We knew that Attorney General Alberto Gonzales was not protecting anybody’s rights or America’s reputation. It turns out that John Rizzo, the man charged with safeguarding the Constitution at the Central Intelligence Agency, isn’t either. After serving as the C.I.A.’s deputy general counsel or acting general counsel for the entire Bush administration, he was nominated as general counsel more than a year ago. But the Republican chairman of the Senate Intelligence Committee, Pat Roberts of Kansas, would not schedule even a pro forma confirmation hearing because the Democrats wanted documents that the C.I.A. wanted to keep, well, secret.
Last week, the committee held that hearing under Democratic leadership, and Mr. Rizzo kept insisting that he shouldn’t, couldn’t, wouldn’t give away any secrets. But he was still illuminating — in a scary way.
When he was asked his view of the administration’s infamous decision to define torture so narrowly that it allowed widespread abuse of prisoners, he merely said the policy was “overbroad” for the circumstances, raising the troubling question of when he thinks it would not be overbroad to torture prisoners. Mr. Rizzo also refused to say whether the United States had ever sent a prisoner to another country knowing he would be tortured. He made it sound like he was safeguarding secrets, but we suspect the real reason was that the answer is “yes.”
Meanwhile, Mr.
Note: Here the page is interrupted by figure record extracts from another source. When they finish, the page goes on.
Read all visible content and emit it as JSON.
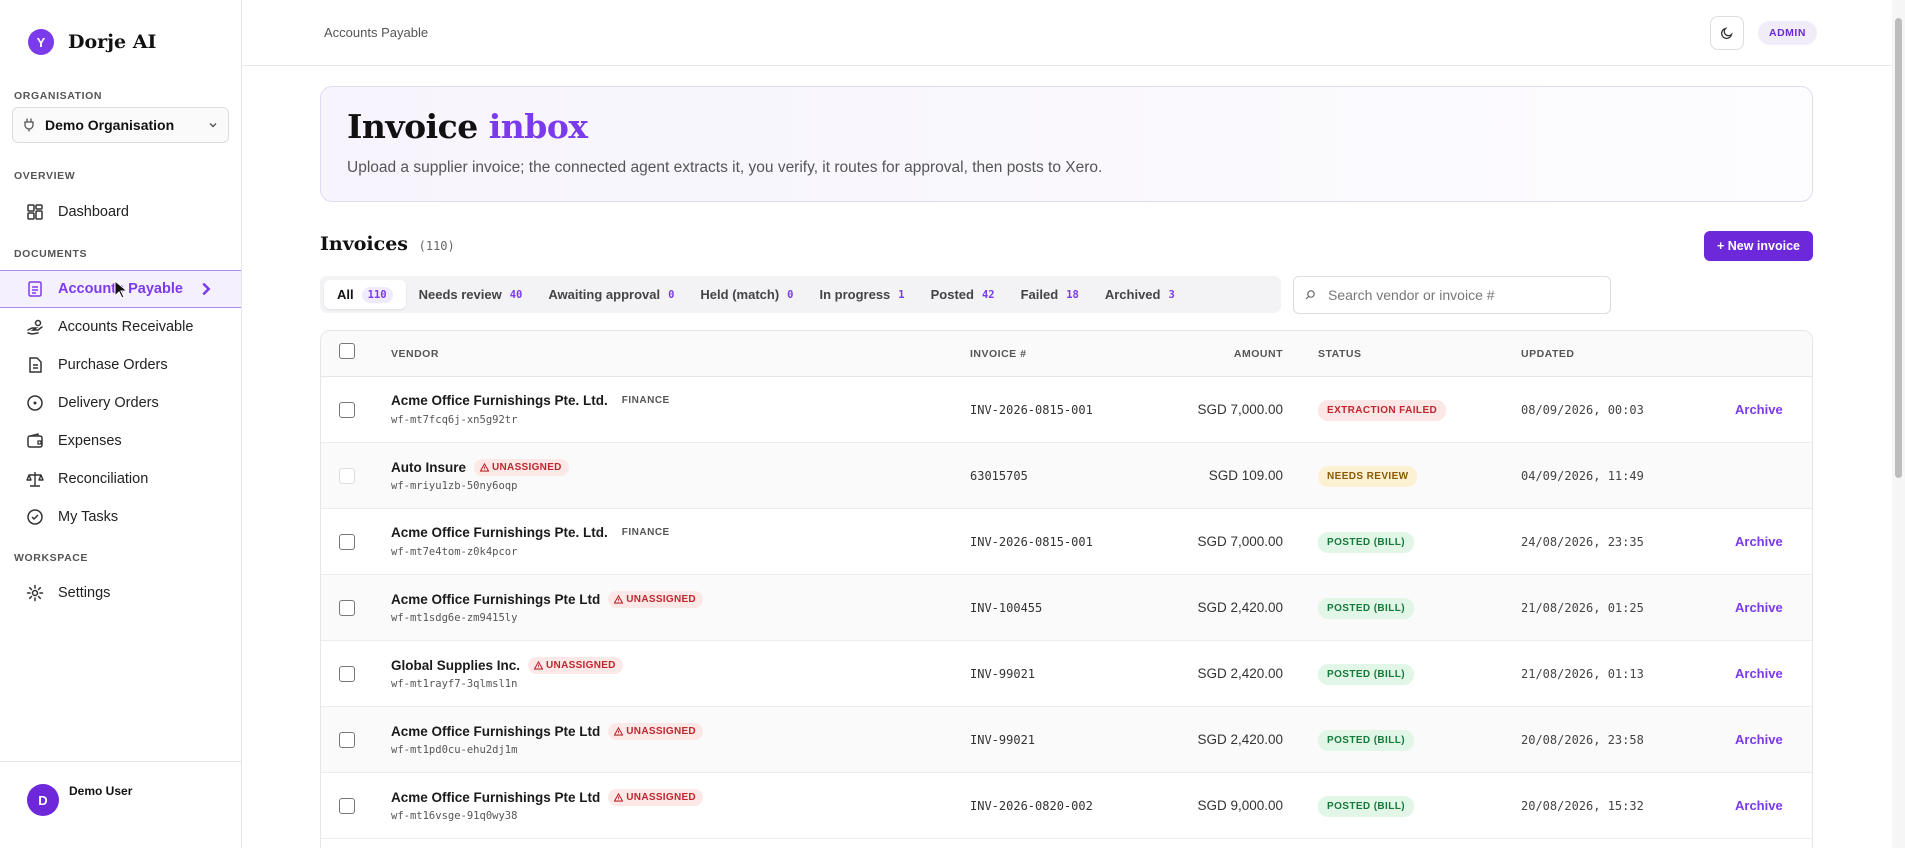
{
  "app": {
    "name": "Dorje AI",
    "logo_glyph": "Y"
  },
  "sidebar": {
    "org_label": "ORGANISATION",
    "org_value": "Demo Organisation",
    "sections": {
      "overview": "OVERVIEW",
      "documents": "DOCUMENTS",
      "workspace": "WORKSPACE"
    },
    "items": {
      "dashboard": "Dashboard",
      "accounts_payable": "Accounts Payable",
      "accounts_receivable": "Accounts Receivable",
      "purchase_orders": "Purchase Orders",
      "delivery_orders": "Delivery Orders",
      "expenses": "Expenses",
      "reconciliation": "Reconciliation",
      "my_tasks": "My Tasks",
      "settings": "Settings"
    },
    "user": {
      "initial": "D",
      "name": "Demo User"
    }
  },
  "header": {
    "breadcrumb": "Accounts Payable",
    "role_badge": "ADMIN"
  },
  "hero": {
    "title_main": "Invoice",
    "title_accent": "inbox",
    "subtitle": "Upload a supplier invoice; the connected agent extracts it, you verify, it routes for approval, then posts to Xero."
  },
  "invoices": {
    "title": "Invoices",
    "count": "(110)",
    "new_button": "+ New invoice",
    "search_placeholder": "Search vendor or invoice #",
    "tabs": [
      {
        "label": "All",
        "count": "110"
      },
      {
        "label": "Needs review",
        "count": "40"
      },
      {
        "label": "Awaiting approval",
        "count": "0"
      },
      {
        "label": "Held (match)",
        "count": "0"
      },
      {
        "label": "In progress",
        "count": "1"
      },
      {
        "label": "Posted",
        "count": "42"
      },
      {
        "label": "Failed",
        "count": "18"
      },
      {
        "label": "Archived",
        "count": "3"
      }
    ],
    "columns": {
      "vendor": "VENDOR",
      "invoice": "INVOICE #",
      "amount": "AMOUNT",
      "status": "STATUS",
      "updated": "UPDATED"
    },
    "unassigned_label": "UNASSIGNED",
    "archive_label": "Archive",
    "rows": [
      {
        "vendor": "Acme Office Furnishings Pte. Ltd.",
        "tag": "FINANCE",
        "id": "wf-mt7fcq6j-xn5g92tr",
        "invoice": "INV-2026-0815-001",
        "amount": "SGD 7,000.00",
        "status": "EXTRACTION FAILED",
        "updated": "08/09/2026, 00:03"
      },
      {
        "vendor": "Auto Insure",
        "tag": "UNASSIGNED",
        "id": "wf-mriyu1zb-50ny6oqp",
        "invoice": "63015705",
        "amount": "SGD 109.00",
        "status": "NEEDS REVIEW",
        "updated": "04/09/2026, 11:49"
      },
      {
        "vendor": "Acme Office Furnishings Pte. Ltd.",
        "tag": "FINANCE",
        "id": "wf-mt7e4tom-z0k4pcor",
        "invoice": "INV-2026-0815-001",
        "amount": "SGD 7,000.00",
        "status": "POSTED (BILL)",
        "updated": "24/08/2026, 23:35"
      },
      {
        "vendor": "Acme Office Furnishings Pte Ltd",
        "tag": "UNASSIGNED",
        "id": "wf-mt1sdg6e-zm9415ly",
        "invoice": "INV-100455",
        "amount": "SGD 2,420.00",
        "status": "POSTED (BILL)",
        "updated": "21/08/2026, 01:25"
      },
      {
        "vendor": "Global Supplies Inc.",
        "tag": "UNASSIGNED",
        "id": "wf-mt1rayf7-3qlmsl1n",
        "invoice": "INV-99021",
        "amount": "SGD 2,420.00",
        "status": "POSTED (BILL)",
        "updated": "21/08/2026, 01:13"
      },
      {
        "vendor": "Acme Office Furnishings Pte Ltd",
        "tag": "UNASSIGNED",
        "id": "wf-mt1pd0cu-ehu2dj1m",
        "invoice": "INV-99021",
        "amount": "SGD 2,420.00",
        "status": "POSTED (BILL)",
        "updated": "20/08/2026, 23:58"
      },
      {
        "vendor": "Acme Office Furnishings Pte Ltd",
        "tag": "UNASSIGNED",
        "id": "wf-mt16vsge-91q0wy38",
        "invoice": "INV-2026-0820-002",
        "amount": "SGD 9,000.00",
        "status": "POSTED (BILL)",
        "updated": "20/08/2026, 15:32"
      }
    ]
  },
  "colors": {
    "accent": "#7c3aed",
    "failed": "#c0262d",
    "review": "#8a5a00",
    "posted": "#167a3b"
  }
}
Rizzo, Mr. Bush, Mr. Cheney and the rest of the administration are still stonewalling about the existence of C.I.A. prisons. Earlier this month, the Council of Europe, a 46-nation human rights group, provided new, persuasive evidence of secret American prisons in Eastern Europe where prisoners were kept naked in cramped cells, subjected to hot or freezing blasts of air and subjected to water-boarding, or simulated drowning. American rights groups released a list of 39 men they say disappeared into secret prisons.
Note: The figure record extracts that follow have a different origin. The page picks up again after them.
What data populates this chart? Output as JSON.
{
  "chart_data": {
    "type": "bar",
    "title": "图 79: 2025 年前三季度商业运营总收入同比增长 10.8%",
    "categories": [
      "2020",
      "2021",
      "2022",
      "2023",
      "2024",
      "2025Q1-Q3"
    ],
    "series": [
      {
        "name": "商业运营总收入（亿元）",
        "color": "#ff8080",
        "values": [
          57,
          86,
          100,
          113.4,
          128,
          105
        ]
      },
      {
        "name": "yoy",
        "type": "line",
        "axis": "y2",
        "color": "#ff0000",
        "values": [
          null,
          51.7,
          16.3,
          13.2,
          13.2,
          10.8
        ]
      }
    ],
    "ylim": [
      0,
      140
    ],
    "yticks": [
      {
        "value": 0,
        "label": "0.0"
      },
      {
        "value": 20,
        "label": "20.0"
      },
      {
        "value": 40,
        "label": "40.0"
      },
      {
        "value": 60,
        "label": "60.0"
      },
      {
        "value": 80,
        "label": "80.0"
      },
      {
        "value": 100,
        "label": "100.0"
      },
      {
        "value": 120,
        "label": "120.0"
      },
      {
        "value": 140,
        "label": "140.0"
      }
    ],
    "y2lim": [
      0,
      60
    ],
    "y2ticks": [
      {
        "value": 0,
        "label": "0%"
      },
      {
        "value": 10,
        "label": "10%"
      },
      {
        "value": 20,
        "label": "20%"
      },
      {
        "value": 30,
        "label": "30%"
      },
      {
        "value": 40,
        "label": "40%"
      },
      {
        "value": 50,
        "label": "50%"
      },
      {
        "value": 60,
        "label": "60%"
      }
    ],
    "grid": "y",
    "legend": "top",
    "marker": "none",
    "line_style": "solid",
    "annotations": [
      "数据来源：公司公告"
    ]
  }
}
Incredibly, the lies and secrecy shrouding this administration are not enough for Mr. Rizzo. Sounding an awful lot like Mr. Bush and Mr. Cheney, he told the senators, “Far too many people know far too much.”
Governments have to keep secrets. But this administration has grossly abused that trust, routinely using claims of national security to hide policies that are immoral and almost certainly illegal, to avoid embarrassment, and to pursue Mr. Bush’s dreams of an imperial presidency.